Ik heb overwogen om moties in te dienen vandaag. Dat doe ik niet. Mijn naam staat wel onder de motie van collega Van Nispen die uitspreekt dat er een oplossing gevonden moet worden. Ik spreek ook de diepe wens uit dat dat na de verkiezingen door een volgend kabinet gebeurt. De reden dat ik naast de spreekt-uitmotie niet nog een eigen motie indien, is dat we een aantal weken geleden, en ook al vaker in het verleden trouwens, al over een motie hebben gestemd van onder andere Jesse Klaver en Lilian Marijnissen, ook ondertekend door anderen, die eigenlijk vroeg om de aanbevelingen van de commissie-Van der Meer uit te voeren en het structurele gat in de gesubsidieerde rechtsbijstand te dekken. Die is toen weggestemd. Ik vind het een beetje gek om een paar weken later precies dezelfde motie opnieuw in te dienen. Mijn naam staat dus onder de spreekt-uitmotie en daar wou ik het voor vandaag bij laten.

Dank u wel.

De voorzitter:

Dank u wel. Ik keek een beetje vreemd naar u, omdat u de minister vroeg of hij wilde terugkijken op de afgelopen vier jaar. Dit is een VAO met spreektijden van twee minuten, dus ik dacht: hoe gaan we dat doen? Maar goed, het kan ook heel kort toch? Ja, dat vind ik ook. Ik geef nu het woord aan de heer Van Dam namens het CDA.

De heer Van Dam (CDA):

Voorzitter. Laat ik mij eerst aansluiten bij het verzoek van de heer Van den Berge. Als twee Kamerleden dat doen, is er misschien toch aanleiding om dat in die paar minuten van de minister te doen. We staan hier vlak voor het reces, het verkiezingsreces, en dan heb je natuurlijk — dat hadden we ook in het AO — de neiging om terug te willen kijken op alles wat je de afgelopen jaren natuurlijk wel hebt gedaan en wel hebt bepleit, maar dat niet is gebeurd. Ik heb in dat AO gezegd dat we een keuze hebben gemaakt, ook als coalitiepartijen, om het stelsel te herzien. Ik heb in het AO ook gezegd dat ik daar op zich achter sta, maar dat we moeten constateren dat we voor de feitelijke inkomenspositie van de advocaten niet gekomen zijn waar ik had willen wezen. Wat mij betreft is dat een uitdaging voor een volgende periode. Ik doe niet mee aan allemaal moties waar nul onderbouwing voor is. Ik begrijp hoe het werkt, maar ik doe daar niet aan mee. Bij de formatie zal dit uitdrukkelijk op tafel moeten komen. Als het aan mij ligt, is dat ook onze inzet daarbij.

Dank u wel.

De voorzitter:

Dank u wel, meneer Van Dam. Dan geef ik nu het woord aan de heer Groothuizen. Of nee, die zie ik helemaal niet. Oké, dan ga ik naar de heer Van Wijngaarden namens de VVD.

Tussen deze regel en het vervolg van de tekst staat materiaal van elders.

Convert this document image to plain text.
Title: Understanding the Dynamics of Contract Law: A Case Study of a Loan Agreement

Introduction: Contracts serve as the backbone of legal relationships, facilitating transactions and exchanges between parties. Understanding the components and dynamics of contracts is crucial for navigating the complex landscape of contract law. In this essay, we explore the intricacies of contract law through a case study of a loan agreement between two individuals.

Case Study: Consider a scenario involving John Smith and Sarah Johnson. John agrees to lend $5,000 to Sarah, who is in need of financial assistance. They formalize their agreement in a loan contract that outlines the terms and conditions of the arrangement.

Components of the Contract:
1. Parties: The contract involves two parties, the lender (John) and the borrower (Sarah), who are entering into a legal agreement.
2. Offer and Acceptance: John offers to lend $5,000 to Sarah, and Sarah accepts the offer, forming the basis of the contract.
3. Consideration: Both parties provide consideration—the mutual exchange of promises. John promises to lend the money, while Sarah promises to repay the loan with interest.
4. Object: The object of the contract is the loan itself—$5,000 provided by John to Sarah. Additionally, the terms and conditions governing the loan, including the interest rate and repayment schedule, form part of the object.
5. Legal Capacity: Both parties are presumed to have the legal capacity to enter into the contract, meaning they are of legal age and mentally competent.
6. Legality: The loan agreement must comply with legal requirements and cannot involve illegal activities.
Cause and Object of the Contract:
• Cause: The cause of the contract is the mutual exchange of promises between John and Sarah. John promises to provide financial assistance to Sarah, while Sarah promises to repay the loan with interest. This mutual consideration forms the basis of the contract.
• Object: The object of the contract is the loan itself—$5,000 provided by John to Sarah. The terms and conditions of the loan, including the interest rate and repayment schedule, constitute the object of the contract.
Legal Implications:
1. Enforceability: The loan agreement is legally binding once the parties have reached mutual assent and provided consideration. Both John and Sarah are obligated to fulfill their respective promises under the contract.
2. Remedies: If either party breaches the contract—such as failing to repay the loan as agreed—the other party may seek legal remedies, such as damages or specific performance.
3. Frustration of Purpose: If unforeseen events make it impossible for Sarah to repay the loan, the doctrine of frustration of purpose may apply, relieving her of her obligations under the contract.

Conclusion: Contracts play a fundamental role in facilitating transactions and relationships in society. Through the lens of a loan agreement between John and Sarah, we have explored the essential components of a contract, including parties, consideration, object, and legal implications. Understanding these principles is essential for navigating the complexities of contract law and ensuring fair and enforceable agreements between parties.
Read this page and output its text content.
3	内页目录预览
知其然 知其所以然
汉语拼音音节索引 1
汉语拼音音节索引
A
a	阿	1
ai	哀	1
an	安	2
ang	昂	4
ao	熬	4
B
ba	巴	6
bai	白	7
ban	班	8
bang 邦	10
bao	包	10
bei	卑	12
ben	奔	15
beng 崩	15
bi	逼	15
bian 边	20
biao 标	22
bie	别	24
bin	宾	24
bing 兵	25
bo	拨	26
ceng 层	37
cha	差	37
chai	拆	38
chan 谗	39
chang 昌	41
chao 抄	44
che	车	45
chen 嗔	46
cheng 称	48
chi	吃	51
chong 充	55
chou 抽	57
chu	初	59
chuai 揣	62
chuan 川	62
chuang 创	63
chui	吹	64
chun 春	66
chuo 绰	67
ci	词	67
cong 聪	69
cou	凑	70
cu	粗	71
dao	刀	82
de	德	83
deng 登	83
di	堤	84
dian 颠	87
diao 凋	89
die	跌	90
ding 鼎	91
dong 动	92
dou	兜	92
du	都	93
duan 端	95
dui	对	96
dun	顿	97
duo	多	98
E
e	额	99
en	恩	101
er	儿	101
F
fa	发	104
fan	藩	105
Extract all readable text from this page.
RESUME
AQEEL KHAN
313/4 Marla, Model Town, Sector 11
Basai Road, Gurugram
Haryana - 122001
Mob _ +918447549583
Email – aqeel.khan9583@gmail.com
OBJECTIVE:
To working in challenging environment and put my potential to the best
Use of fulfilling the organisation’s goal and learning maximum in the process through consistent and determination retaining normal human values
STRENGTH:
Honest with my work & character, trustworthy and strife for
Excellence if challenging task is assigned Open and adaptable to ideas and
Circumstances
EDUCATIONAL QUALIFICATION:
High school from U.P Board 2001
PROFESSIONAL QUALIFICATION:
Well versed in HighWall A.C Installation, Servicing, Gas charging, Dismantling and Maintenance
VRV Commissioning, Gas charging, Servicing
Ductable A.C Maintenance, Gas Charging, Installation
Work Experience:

De heer Van Wijngaarden (VVD):

Voorzitter. Ik heb één motie. Ik vrees dat ik die niet zo verschrikkelijk snel kan voorlezen als de heer Van Nispen zijn moties voorlas, maar ik ga toch mijn best doen.

Motie

De Kamer,

gehoord de beraadslaging,

overwegende dat daar waar een geschil reeds in de bezwaarfase kan worden opgelost de noodzaak voor eventueel beroep op rechtsbijstand vervalt;

overwegende dat op grond van de Algemene wet bestuursrecht een bestuursorgaan in de bezwaarfase verplicht is een besluit in de bezwaarfase volledig te heroverwegen, zowel op rechtmatigheid als op doelmatigheid;

overwegende dat het kabinet zich tot doel heeft gesteld het aantal vermijdbare geschillen rijksbreed sterk te reduceren;

overwegende dat het rapport Ongekend onrecht van de parlementaire ondervragingscommissie Kinderopvangtoeslag illustreert waar het onnodig afwijzen van bezwaren en doorprocederen door de Belastingdienst toe kan leiden;

verzoekt het kabinet een analyse te laten uitvoeren naar de afwijzingen van bezwaren die leiden tot in retrospectief vermijdbare rechterlijke procedures en vervolgens met de Belastingdienst afspraken te maken over een inspanningsverplichting voor de Belastingdienst om het aantal vermijdbare rechterlijke procedures aanzienlijk te verminderen,

en gaat over tot de orde van de dag.

De voorzitter:

Deze motie is voorgesteld door het lid Van Wijngaarden. Naar mij blijkt, wordt de indiening ervan voldoende ondersteund.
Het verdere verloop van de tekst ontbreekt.